Regardless of your political leanings, if you're a data nerd, Election Night can be a very interesting time. Here are some R resources that might come in handy tonight.
Compare actual returns with forecasts. Sociologist Pierre-Antoine Kremp has implemented an election forecast model by statistician Drew Linzer in R. Now that Election Day is here, you might like to see how real results match up with that model as returns come in.
Bill Petti, who works at Gallup, has another model in R as a personal project that he calls SAFE -- Simple Averaged Forecasters Estimate. He uses a simple (non-weighted) average forecasts from six major sources.
Petti has also posted R code for scraping, formatting and plotting forecaster data.
If you want to import polling data into R and create your own model or forecast -- or just analyze who ended up most accurate -- the pollstR package pulls data from the Huffington Post's Pollster API. See the intro vignette on how the package works.
Or, here's a how-to on using US presidential polling data from the popular FiveThirtyEight site, by Peter Ellis ("a professional statistician - or possibly a data scientist - managing an analytics team in a New Zealand government Ministry").
Mapping results. If you'd like to make your own maps for any returns that come in -- national, state and local -- all you need are geographic shape files of states, precincts or whatever you're measuring, data and an R package or two. See my how-to, Create maps in R in 10 (fairly) easy steps.
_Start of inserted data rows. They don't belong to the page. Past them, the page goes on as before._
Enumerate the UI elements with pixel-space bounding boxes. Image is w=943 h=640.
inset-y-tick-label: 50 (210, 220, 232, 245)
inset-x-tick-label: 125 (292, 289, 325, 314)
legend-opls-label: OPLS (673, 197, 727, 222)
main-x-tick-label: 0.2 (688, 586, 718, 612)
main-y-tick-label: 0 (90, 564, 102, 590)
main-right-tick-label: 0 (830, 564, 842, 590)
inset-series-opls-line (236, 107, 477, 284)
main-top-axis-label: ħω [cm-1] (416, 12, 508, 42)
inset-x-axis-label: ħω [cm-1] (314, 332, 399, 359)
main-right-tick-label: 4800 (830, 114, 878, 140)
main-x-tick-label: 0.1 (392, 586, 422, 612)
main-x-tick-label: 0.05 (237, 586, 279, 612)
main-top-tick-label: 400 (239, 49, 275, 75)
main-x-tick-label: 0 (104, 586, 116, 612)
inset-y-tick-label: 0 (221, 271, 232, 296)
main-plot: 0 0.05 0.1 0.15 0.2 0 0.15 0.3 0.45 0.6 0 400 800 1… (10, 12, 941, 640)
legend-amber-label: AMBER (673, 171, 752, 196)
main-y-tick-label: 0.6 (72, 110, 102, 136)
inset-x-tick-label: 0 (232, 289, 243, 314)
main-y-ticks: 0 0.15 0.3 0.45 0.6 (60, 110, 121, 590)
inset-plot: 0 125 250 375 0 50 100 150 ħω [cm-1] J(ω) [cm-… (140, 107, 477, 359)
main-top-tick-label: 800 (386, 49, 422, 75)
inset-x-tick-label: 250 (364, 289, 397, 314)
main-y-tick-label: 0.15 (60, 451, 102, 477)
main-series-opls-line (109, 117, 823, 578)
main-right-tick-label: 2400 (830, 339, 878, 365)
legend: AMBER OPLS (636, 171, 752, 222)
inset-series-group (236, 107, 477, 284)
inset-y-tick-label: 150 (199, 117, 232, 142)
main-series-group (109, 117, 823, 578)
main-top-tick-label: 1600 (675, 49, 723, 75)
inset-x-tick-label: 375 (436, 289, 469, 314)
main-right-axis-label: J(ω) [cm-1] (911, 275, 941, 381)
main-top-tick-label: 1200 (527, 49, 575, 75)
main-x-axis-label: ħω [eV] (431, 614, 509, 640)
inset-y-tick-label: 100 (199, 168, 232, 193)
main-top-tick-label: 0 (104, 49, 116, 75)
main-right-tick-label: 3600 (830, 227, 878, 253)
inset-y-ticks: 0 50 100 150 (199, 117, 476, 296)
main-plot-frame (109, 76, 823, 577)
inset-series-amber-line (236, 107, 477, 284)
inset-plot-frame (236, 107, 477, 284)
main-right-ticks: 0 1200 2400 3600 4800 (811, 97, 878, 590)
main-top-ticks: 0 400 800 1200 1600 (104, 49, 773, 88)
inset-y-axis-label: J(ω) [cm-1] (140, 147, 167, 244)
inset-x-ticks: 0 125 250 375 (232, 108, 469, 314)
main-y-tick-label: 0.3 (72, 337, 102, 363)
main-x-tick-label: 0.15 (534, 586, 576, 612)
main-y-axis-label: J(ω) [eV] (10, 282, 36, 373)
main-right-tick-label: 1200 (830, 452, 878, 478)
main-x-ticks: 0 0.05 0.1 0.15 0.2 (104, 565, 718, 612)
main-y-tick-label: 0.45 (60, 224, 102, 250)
If instead you prefer "tilegrams" -- maps that are sized for importance instead of actual geography (so, in the case of the presidential election, you don't end up with large, sparsely populated states looking more important than they are), check out the tilegramR package and a demo of how to use it.
And finally, if, like me, you like to match up election results with demographic information, accessing U.S. Census Bureau data is very helpful. I wrote a guide to downloading Census data using the censusapi package.